Being accepted onto the volunteer programme felt like the most encouraging welcome I could possibly receive as a newcomer to working professionally in the arts sector. After all, Blast Theory is a registered charity, and their commitment to supporting aspiring artists and innovation in the creative industries is clear to see from the range of talks, mentoring, and other opportunities they continue to provide both inside and outside the studio.
Since I began volunteering in early November, I’ve come to witness this benevolent impetus in their creative work first-hand. Blast Theory’s most recent project, A Place Free of Judgement, empowered a group of 30 young people to live broadcast a 9-hour takeover of three libraries.

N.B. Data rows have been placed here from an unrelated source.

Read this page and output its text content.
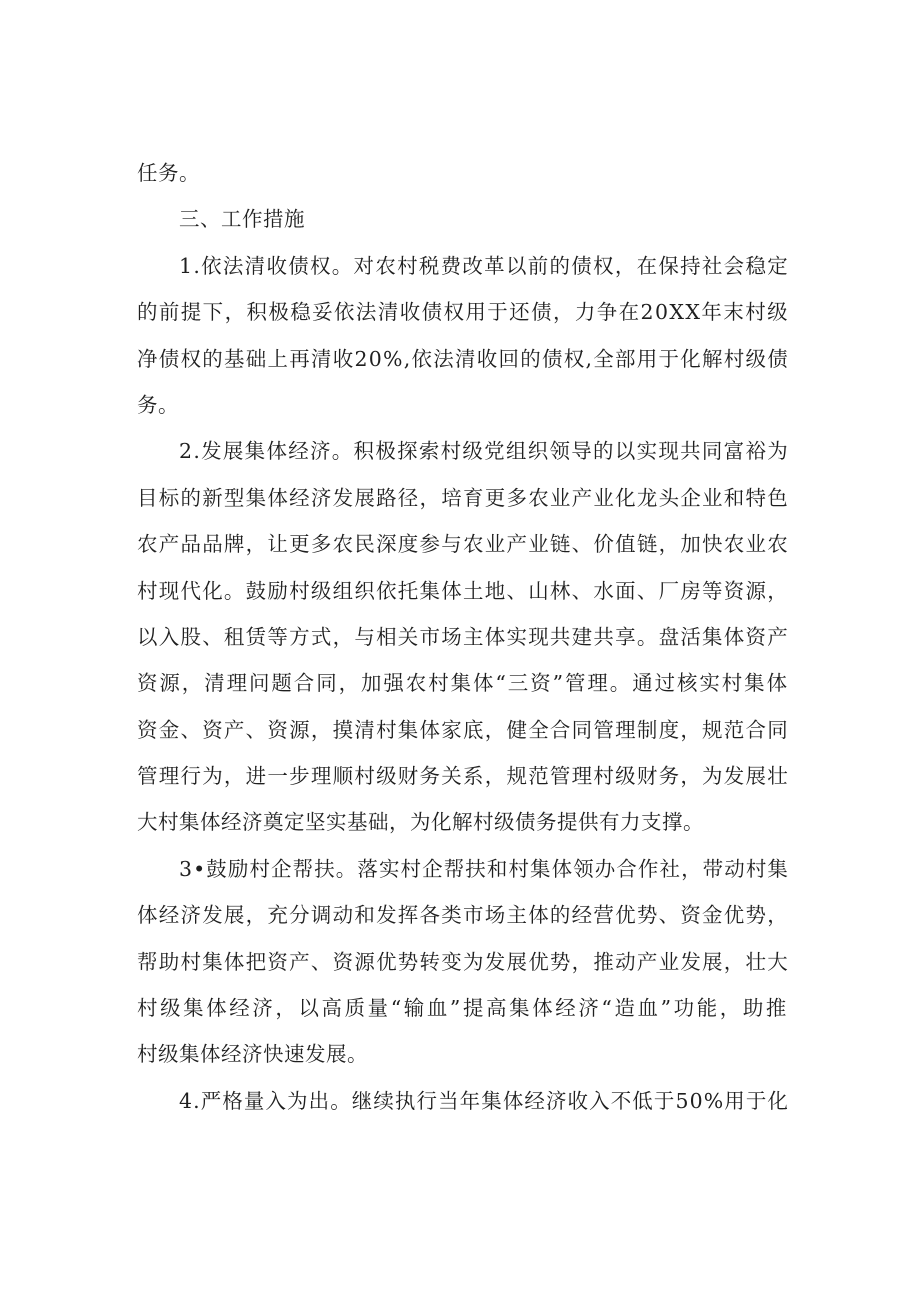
任务。
三、工作措施
1.依法清收债权。对农村税费改革以前的债权，在保持社会稳定
的前提下，积极稳妥依法清收债权用于还债，力争在20XX年末村级
净债权的基础上再清收20%,依法清收回的债权,全部用于化解村级债
务。
2.发展集体经济。积极探索村级党组织领导的以实现共同富裕为
目标的新型集体经济发展路径，培育更多农业产业化龙头企业和特色
农产品品牌，让更多农民深度参与农业产业链、价值链，加快农业农
村现代化。鼓励村级组织依托集体土地、山林、水面、厂房等资源，
以入股、租赁等方式，与相关市场主体实现共建共享。盘活集体资产
资源，清理问题合同，加强农村集体“三资”管理。通过核实村集体
资金、资产、资源，摸清村集体家底，健全合同管理制度，规范合同
管理行为，进一步理顺村级财务关系，规范管理村级财务，为发展壮
大村集体经济奠定坚实基础，为化解村级债务提供有力支撑。
3•鼓励村企帮扶。落实村企帮扶和村集体领办合作社，带动村集
体经济发展，充分调动和发挥各类市场主体的经营优势、资金优势，
帮助村集体把资产、资源优势转变为发展优势，推动产业发展，壮大
村级集体经济，以高质量“输血”提高集体经济“造血”功能，助推
村级集体经济快速发展。
4.严格量入为出。继续执行当年集体经济收入不低于50%用于化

Exploring and celebrating storytelling as an art of sharing experiences – and libraries as sanctuaries for this practice – the young participants led viewers through their imaginations of these spaces; directing the camera, having fun, and sharing something of themselves. Online audiences were able to contribute their own stories, which took creative physical form in the libraries as our performers read aloud, drew pictures, sang, and wrote the words to hide between books.
At a time when funding for both libraries and the arts is dwindling, Blast Theory have sought to use their artistic endeavour to enable, support and inspire others to cultivate their own creativity. That is an art to be admired in itself.

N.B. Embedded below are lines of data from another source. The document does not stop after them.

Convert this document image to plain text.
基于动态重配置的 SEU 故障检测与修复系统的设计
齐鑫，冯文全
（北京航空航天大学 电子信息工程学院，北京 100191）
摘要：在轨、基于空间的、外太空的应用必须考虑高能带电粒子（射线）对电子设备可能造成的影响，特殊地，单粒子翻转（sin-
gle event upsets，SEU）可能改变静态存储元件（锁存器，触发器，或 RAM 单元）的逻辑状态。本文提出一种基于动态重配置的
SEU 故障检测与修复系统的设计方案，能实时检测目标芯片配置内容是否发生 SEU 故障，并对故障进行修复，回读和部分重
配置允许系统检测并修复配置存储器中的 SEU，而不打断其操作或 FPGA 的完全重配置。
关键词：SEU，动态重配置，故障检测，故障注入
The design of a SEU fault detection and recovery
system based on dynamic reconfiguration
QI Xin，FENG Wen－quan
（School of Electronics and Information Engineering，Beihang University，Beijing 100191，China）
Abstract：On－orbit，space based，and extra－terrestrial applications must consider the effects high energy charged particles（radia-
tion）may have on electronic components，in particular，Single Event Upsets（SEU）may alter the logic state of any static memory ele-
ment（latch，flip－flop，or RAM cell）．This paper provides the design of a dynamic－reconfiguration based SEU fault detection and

It’s also a motivation that extends beyond the short-term impact of single events. In upcoming project 2097: We Made Ourselves Over, the group is aiming to encourage conversation about our collective future over the coming century by teaming up with Hull UK City of Culture 2017 and Aarhus European Capital of Culture 2017. Workshops are being hosted with residents young and old in each city to hear their ideas about what the future of our cities could/should look like, alongside insights from experts attempting to answer these questions for issues as broad as climate change, infrastructure, and spirituality. What is our capacity for self-determination in an uncertain future? What can our minds and technologies offer us as we plan for the forthcoming decades?

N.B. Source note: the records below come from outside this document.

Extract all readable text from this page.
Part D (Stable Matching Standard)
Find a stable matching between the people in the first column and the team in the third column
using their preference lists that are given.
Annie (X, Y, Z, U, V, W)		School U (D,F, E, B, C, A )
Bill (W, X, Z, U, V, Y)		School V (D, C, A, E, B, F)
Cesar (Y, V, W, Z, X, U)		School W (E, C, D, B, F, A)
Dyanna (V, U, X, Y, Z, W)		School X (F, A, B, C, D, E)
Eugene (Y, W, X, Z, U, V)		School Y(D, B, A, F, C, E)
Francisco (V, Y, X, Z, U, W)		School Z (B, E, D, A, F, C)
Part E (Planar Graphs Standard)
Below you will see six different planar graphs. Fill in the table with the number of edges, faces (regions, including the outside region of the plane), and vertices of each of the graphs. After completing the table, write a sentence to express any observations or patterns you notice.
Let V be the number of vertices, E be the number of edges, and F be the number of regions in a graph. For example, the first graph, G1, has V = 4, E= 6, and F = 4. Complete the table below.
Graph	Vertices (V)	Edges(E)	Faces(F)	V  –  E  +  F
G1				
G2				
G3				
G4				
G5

In this role Blast Theory are like toolmakers; intricately crafting the instruments with which people can discuss, design and build their ideas of the future.
Making art can often seem quite a selfish pursuit. Not only do we devote significant quantities of our own time and resources to expressing ourselves, but we sometimes ask for other people’s too. In this respect, maybe the most valuable lessons I’ve learnt from Blast Theory are the ways that art can be selfless. While their projects are perhaps the most visible sign, this spirit reaches out continually through the Blast Theory community, a vast but close-knit network that draws from and works with artists, researchers, organisations, freelancers, and keen participants from all walks of life.
I’m touched by how warmly I’ve been welcomed into this community over the past year, and I hope that this piece can encourage others to join in the experience.
Believe me – you’ll get as much out as you put in.